“Watch yourself that you make no covenant with the inhabitants of the land into which you are going, or it will become a snare in your midst.”
Only six more chapters and the book of Exodus will be ended. And it is there, towards the end of getting the people transitioned from Egypt to Israel, that God makes this statement about not making any covenant with the people of the land.
Not making covenants; signing contracts; making agreements with the inhabitants of the land would be a good thing. The people living there were under judgment. God told Abraham that the wickedness of the people in the land wasn’t full yet — meaning those people groups had been given 400 years to change their wicked ways.

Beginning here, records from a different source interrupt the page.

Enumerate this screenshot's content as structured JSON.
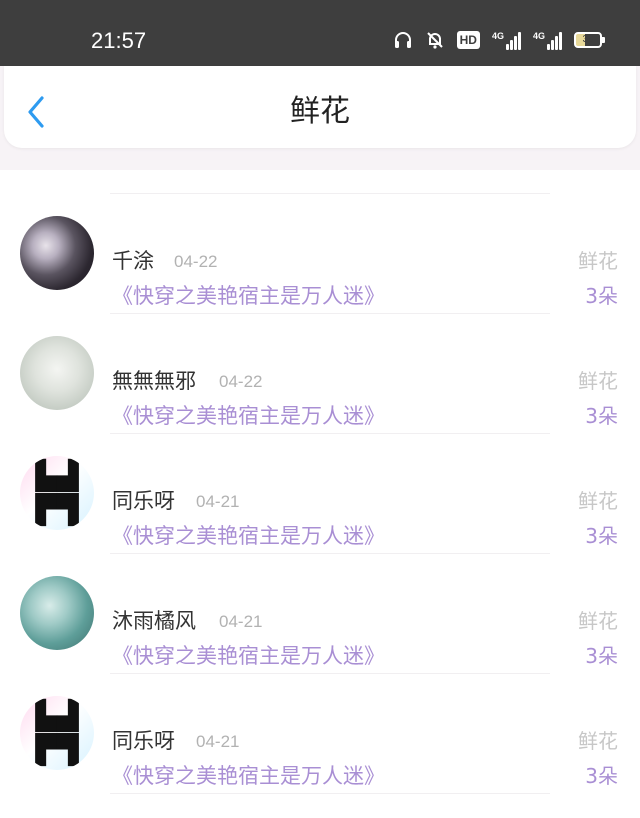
{
  "status_bar": {
    "time": "21:57",
    "hd_label": "HD",
    "net1": "4G",
    "net2": "4G",
    "battery": "38"
  },
  "header": {
    "title": "鲜花",
    "back_icon": "chevron-left-icon",
    "accent_color": "#2e9bf0"
  },
  "colors": {
    "book": "#a98fd4",
    "muted": "#b2b2b2"
  },
  "records": [
    {
      "name": "千涂",
      "date": "04-22",
      "book": "《快穿之美艳宿主是万人迷》",
      "gift_type": "鲜花",
      "count": "3朵"
    },
    {
      "name": "無無無邪",
      "date": "04-22",
      "book": "《快穿之美艳宿主是万人迷》",
      "gift_type": "鲜花",
      "count": "3朵"
    },
    {
      "name": "同乐呀",
      "date": "04-21",
      "book": "《快穿之美艳宿主是万人迷》",
      "gift_type": "鲜花",
      "count": "3朵"
    },
    {
      "name": "沐雨橘风",
      "date": "04-21",
      "book": "《快穿之美艳宿主是万人迷》",
      "gift_type": "鲜花",
      "count": "3朵"
    },
    {
      "name": "同乐呀",
      "date": "04-21",
      "book": "《快穿之美艳宿主是万人迷》",
      "gift_type": "鲜花",
      "count": "3朵"
    }
  ]
}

Worse, those folks had 400 years to learn how to be wicked in inventive ways. Making agreements; contracts; covenants with creatively wicked people is a bad idea. He warns against having them as in-laws—since marriages were arranged back then, it makes a bit more sense to warn the parents, who would be arranging the marriage, against creatively wicked in-laws—but goes further and commands the Israelites to tear down the whole religious system they would find in the land. Get rid of their symbols, their idols, their altars — all of it. Don’t go to their parties, because they might invite you to do things that are against God’s Law at those parties.
In the New Testament, believers are told not to be unequally yoked with unbelievers. Lots of folks apply that pretty strictly to marriage and, to be fair, marriage is an intimate covenant. But Paul did not limit the statement in that way. His warning was that we should not be “unequally yoked together” with an unbeliever. And being “yoked together” can be for many purposes. We can be “yoked together” in business partnerships or in close friendships; in marriage or in planning events.

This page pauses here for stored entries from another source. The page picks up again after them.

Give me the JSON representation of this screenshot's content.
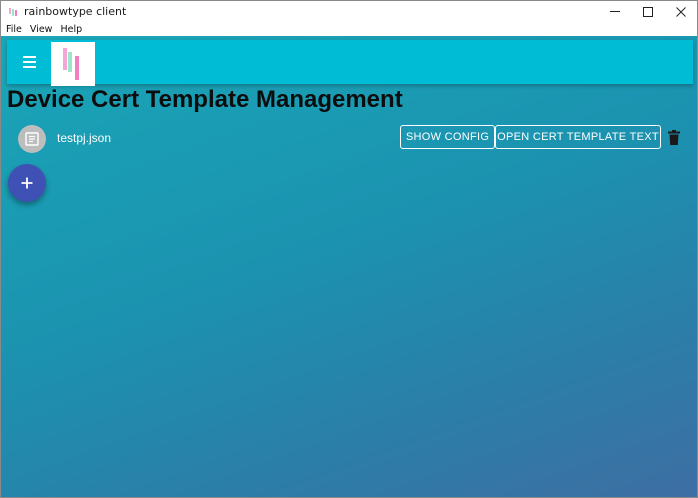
{
  "window": {
    "title": "rainbowtype client"
  },
  "menu": {
    "file": "File",
    "view": "View",
    "help": "Help"
  },
  "appbar": {
    "menu_icon": "hamburger-icon",
    "logo": "rainbowtype-logo"
  },
  "page": {
    "title": "Device Cert Template Management"
  },
  "files": [
    {
      "name": "testpj.json",
      "icon": "document-icon",
      "show_config_label": "SHOW CONFIG",
      "open_cert_label": "OPEN CERT TEMPLATE TEXT",
      "delete_icon": "trash-icon"
    }
  ],
  "fab": {
    "icon": "plus-icon"
  },
  "colors": {
    "appbar": "#00bcd4",
    "fab": "#3f51b5",
    "background_top": "#1aa6b8",
    "background_bottom": "#3e6ea3",
    "avatar": "#bdbdbd"
  }
}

Having dated girls who were unbelievers, I can understand what God and Paul are on about. I entered some of those relationships a stronger believer than I exited them and I entered some of those relationships strong and vital in my walk while I exited weak and distant. One relationship stands out in this regard. The woman involved claimed to be a believer (in fairness, she may be, it’s not my place to judge that), but her morality was vastly different than my own. She thought certain forms of physical intimacy were perfectly fine outside of marriage while I began the relationship thinking those things were restricted for marriage. Over the course of time, I allowed myself to be convinced that some of those things I had held to be wrong were not wrong after all. I say I allowed myself because the truth is that I’ve yet to meet the heterosexual male who does not, in some corner of his sinful being, want to be convinced that the thing he called “wrong” is more of a gray area in at least some instances — particularly the enjoyable ones. I’m sure that guy is out there, I just haven’t met him and I’m pretty sure I’m not him. I’ve had friends who brought out the worst in me instead of spurring me on to Godliness. I’ve attended parties of unbelievers and found myself pulled toward the wrong-doing that went on. Sometimes I walked away. Sometimes I stayed.

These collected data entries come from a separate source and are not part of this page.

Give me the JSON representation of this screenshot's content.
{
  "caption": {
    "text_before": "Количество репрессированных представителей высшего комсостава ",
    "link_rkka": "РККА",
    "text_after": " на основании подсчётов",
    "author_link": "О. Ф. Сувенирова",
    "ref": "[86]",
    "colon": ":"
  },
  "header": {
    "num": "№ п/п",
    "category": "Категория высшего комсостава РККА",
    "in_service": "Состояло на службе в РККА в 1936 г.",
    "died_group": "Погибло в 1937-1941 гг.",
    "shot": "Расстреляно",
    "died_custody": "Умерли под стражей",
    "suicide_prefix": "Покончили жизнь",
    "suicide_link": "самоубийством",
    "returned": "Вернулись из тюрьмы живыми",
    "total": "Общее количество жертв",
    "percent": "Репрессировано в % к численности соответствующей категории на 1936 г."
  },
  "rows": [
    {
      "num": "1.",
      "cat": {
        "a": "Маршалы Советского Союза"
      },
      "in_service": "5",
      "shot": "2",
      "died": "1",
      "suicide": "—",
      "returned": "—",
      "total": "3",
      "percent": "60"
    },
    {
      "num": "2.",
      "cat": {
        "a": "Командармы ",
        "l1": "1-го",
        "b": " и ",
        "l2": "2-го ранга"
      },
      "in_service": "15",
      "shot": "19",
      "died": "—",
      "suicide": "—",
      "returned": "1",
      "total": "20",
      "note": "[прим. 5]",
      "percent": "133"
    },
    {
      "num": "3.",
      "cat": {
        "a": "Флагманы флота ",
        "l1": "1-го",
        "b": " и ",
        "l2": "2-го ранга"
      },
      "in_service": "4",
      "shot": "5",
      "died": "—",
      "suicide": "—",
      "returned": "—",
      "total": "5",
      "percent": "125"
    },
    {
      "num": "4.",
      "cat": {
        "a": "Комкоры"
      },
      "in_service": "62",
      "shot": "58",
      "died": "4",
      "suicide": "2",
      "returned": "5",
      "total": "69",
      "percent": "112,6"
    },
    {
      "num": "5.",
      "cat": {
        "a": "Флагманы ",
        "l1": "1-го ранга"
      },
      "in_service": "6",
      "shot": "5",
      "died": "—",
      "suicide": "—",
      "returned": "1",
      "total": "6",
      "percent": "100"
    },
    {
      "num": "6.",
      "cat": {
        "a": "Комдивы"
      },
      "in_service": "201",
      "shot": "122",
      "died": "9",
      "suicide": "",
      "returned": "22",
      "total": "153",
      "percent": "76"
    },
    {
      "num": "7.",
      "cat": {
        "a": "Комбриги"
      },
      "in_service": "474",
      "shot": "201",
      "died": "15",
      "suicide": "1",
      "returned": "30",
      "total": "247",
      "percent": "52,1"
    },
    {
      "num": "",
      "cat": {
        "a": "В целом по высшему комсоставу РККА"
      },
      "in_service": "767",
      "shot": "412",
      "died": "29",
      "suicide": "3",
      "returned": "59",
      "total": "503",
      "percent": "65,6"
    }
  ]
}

And that, I think, is what God and Paul are on about. My fellow believers are not perfect, not by a long shot, but they are more likely to spur me on to Godliness than those who do not hold to Godliness. My fellow believers are more likely to walk with me in those times I turn from sinful activities than the unbeliever who wants to do that thing and has no qualms with doing it. This is not to say that I and other believers should withdraw from the world and cloister ourselves away in little holy communities. No one would ever see any Godliness proceeding from that. Rather, this is to say that my most intimate relationships; the people with whom I have the most to do should be fellow believers. And, for my part, I’m going to say “No.” to most party invitations. First, because I am socially awkward and don’t really care for parties. Second, because I know I am 50/50 on being led by the crowd in that situation. So it’s better for me to stay away. Others may have no such weakness. More power to them. Someone has to reach the party culture and it certainly isn’t me.
One step further with this. I am going to state, possibly wrongly, that the principle being given in this passage is that the believer give no quarter to the world within us. In simpler English: I, as a believer, cannot allow my flesh; my old man to make agreements with me. The old man would have me distant from God. The new man would have me wrapped in God so completely that my character became synonymous with God’s character. I cannot bargain with my old man. I cannot allow him leeway. I cannot be permissive with myself. If something is wrong for me then it is wrong for me. Others may be well-meaning in trying to give me liberty in that, but Christ set me free to live for Him, not to give license to my old man. An excellent example is alcohol. Many believers, myself included, are free to have a drink every now and again. Other believers are not thus freed because their old nature would bring them into bondage to that alcohol faster that blinking. If I’m spending time with a brother who needs to not have a drink (as it would be a concession to his old nature) then I need to be mindful of that and have the soft drink instead.
So… two principles from this passage.
- My most intimate relationships should be with fellow believers. I can have relationships with unbelievers, but these should not be as intimate.
- I cannot bargain with my old nature. He will double-cross and stab me in the back faster than I can think. And, while my fellow believers may mean well in trying to give me liberties they enjoy, my old nature is not the same as theirs. I need to understand their intent and to try not to do the same to others.